As a senior, he received the Walt Chyzowych Award from then-head coach Jay Vidovich for athletic achievement and for impacting his teammates through hard work, determination and season-long effort.

“We believe that soccer is a vehicle for personal growth. Achieving at a high level in sport is a means for our players to access greater life opportunities for themselves and their families. Now if that’s not a game-changer...”

Lowery credits Vidovich and then-assistant coach Bobby Muuss with instilling the importance of character and values on the field and in the classroom. “They showed me what it meant to be a Wake Forest student-athlete and how to wear the jersey,” he said.

Muuss, now head coach, remembers Lowery well and stays in touch with him. “He’s one of the most humble, hard-working, committed and respected players to put on a Wake Forest jersey throughout my time here,” Muuss said. “I couldn’t be prouder of the work he is doing. He exemplifies Pro Humanitate.”

Lowery excelled in the classroom, too, earning a business degree in only three-and-a-half years. After graduating a semester early, he was drafted in the third round of the 2005 MLS SuperDraft and played for five teams over eight seasons. When his playing days ended, he moved back home to Washington and started coaching youth soccer.

That’s when he noticed something. There weren’t many low income and minority players on youth travel teams. “There was a pervasive lack of racial and socioeconomic diversity,” Lowery said. “It wasn’t representative of the city.”
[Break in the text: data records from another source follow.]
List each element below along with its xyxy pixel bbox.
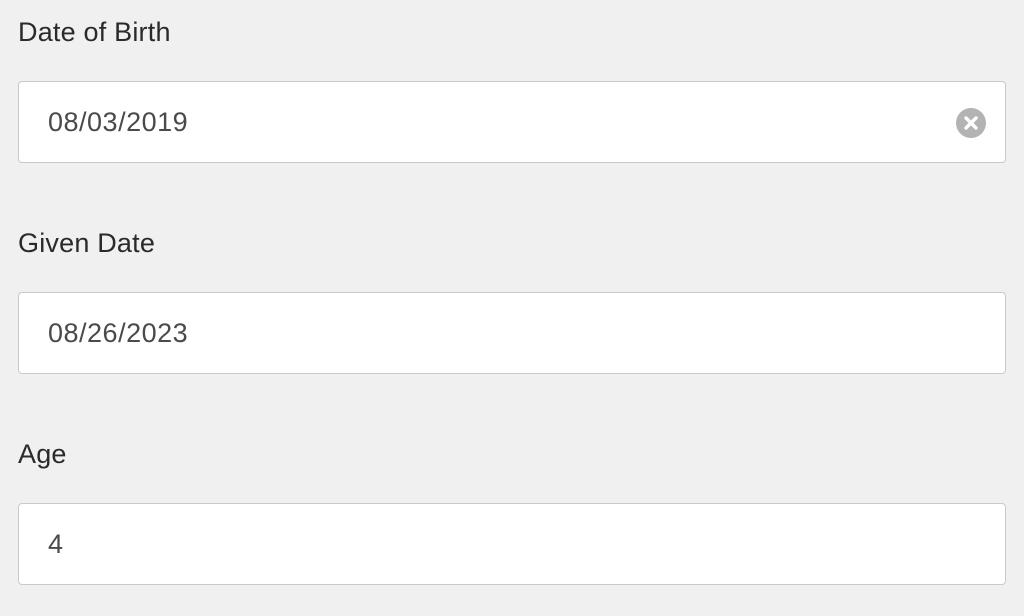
given-date-field[interactable]: [18, 292, 1006, 374]
date-of-birth-label: Date of Birth: [18, 17, 171, 47]
age-field[interactable]: [18, 503, 1006, 585]
clear-circle-x-icon: [956, 108, 986, 138]
given-date-label: Given Date: [18, 228, 156, 258]
age-label: Age: [18, 439, 67, 469]
clear-date-of-birth-button[interactable]: [956, 108, 986, 138]
age-input[interactable]: [19, 504, 1005, 584]
date-of-birth-field[interactable]: [18, 81, 1006, 163]
date-of-birth-input[interactable]: [19, 82, 1005, 162]
given-date-input[interactable]: [19, 293, 1005, 373]
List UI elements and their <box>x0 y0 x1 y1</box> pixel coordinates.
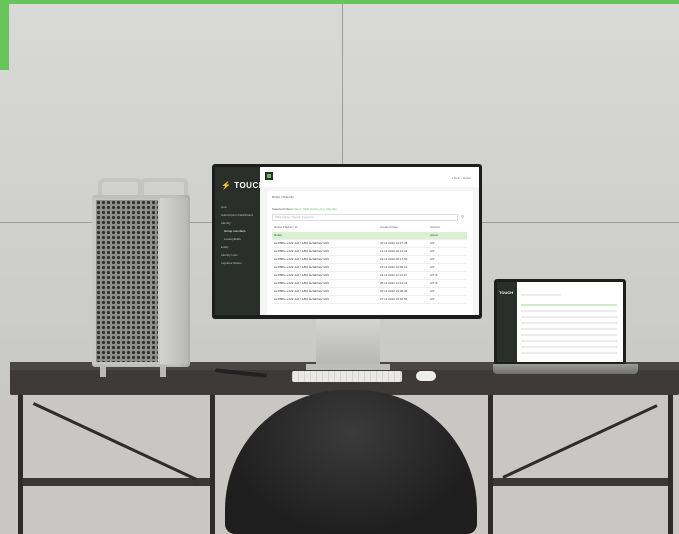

High-level club travel soccer is expensive — costing thousands of dollars a year for equipment, uniforms, transportation and hotel accommodations — leaving many talented kids on the sidelines. Kids from immigrant families face not only financial hurdles, but often, language obstacles to overcome as well. (Lowery is fluent in Spanish and coaches his high school team in Spanish.)

Lowery was determined to change that. He joined with Simon Landau, a volunteer soccer coach, in 2015 to start Open Goal Project. Landau says Lowery has a never-ending drive and passion to make competitive youth soccer more accessible.

“He has a rare ability to motivate young players, pushing them to better their on-field play,” Landau said. “He also challenges them to think bigger about education, life steps, what they want to do in the long run, what kind of person they want to become, how they want to represent themselves as individuals, and how they want to represent their families and their greater community.”

“We are unwavering in our faith that each life we touch will reverberate for generations to come.”

Lowery and Landau look for talented soccer players who need financial and logistical support and work with the players and their families to navigate the youth soccer system. From initially helping a few players pay to join travel teams, their efforts took off. “I knew there were more from where those kids came from,” Lowery said.

Since then, Open Goal has covered registration and travel costs for players to join club teams and to travel to camps and competitions in the U.S. and abroad. More than 300 boys and girls have attended Open Goal’s free training camps and clinics, tryouts for travel teams, and college “ID” camps to showcase their skills to college coaches.

In May, Open Goal, DC Scores and the National Network for Youth supported nine girls who competed in the 2018 Street Child World Cup in Russia; Lowery coached the team.

Lowery plans to start Open Goal’s own travel club this year for players who can’t afford to join other teams. “We want to use the game as a vehicle to help these kids get to college, to have cultural experiences and to learn about themselves,” he said. “This could change the trajectory of these kids’ and their families’ lives.”

Amir Lowery, far right, and the Washington, D.C., team competing in the 2018 Street Child World Cup in Moscow.

"We believe in using soccer as a vehicle for growth and greater life experiences for our players, leveraging the game for personal growth, cultural enrichment and increased social awareness."